= Cadbury Snowflake =

Brand of chocolate bar

Cadbury Snowflake was a chocolate bar manufactured by Cadbury.

Launched in August 2000, it was a crumbly rolled white chocolate inside covered in smooth milk chocolate, a white chocolate-centred version of the Twirl. Weighing approximately 32 g, producing a small bite size bars, it was produced and sold in the United Kingdom and Ireland. In 2003 the chocolate was renamed Flake Snow and was discontinued in 2008. It was subsequently launched for the first time in Australia in 2015.

==Turner Bovey wedding==
Snowflake was promoted at the wedding of TV presenter Anthea Turner and her husband Grant Bovey.
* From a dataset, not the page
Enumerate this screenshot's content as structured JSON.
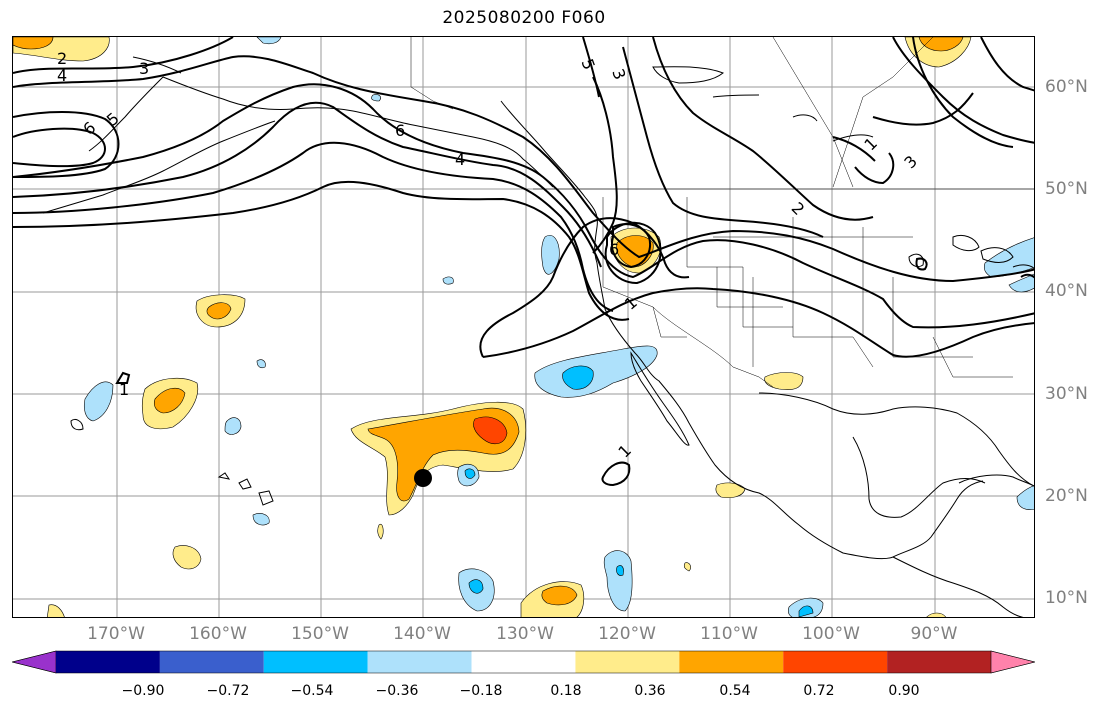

Having agreed to an exclusive £300,000 deal for photographs of the wedding reception to be published in OK! magazine, pictures showed the couple publicizing Snowflake. OK! magazine issued the photo to the media with the caption, "ANTHEA TURNER AND GRANT BOVEY exclusive OK! wedding photograph, enjoying Cadbury's new Snowflake. For the complete wedding coverage and a free Cadburys Snowflake, buy OK! magazine this weekend." The Sun, was the only newspaper to use the photo despite describing it as 'the most sickening wedding photo ever'. A Guardian journalist commented the stunt "genuinely derailed [Turner's] career".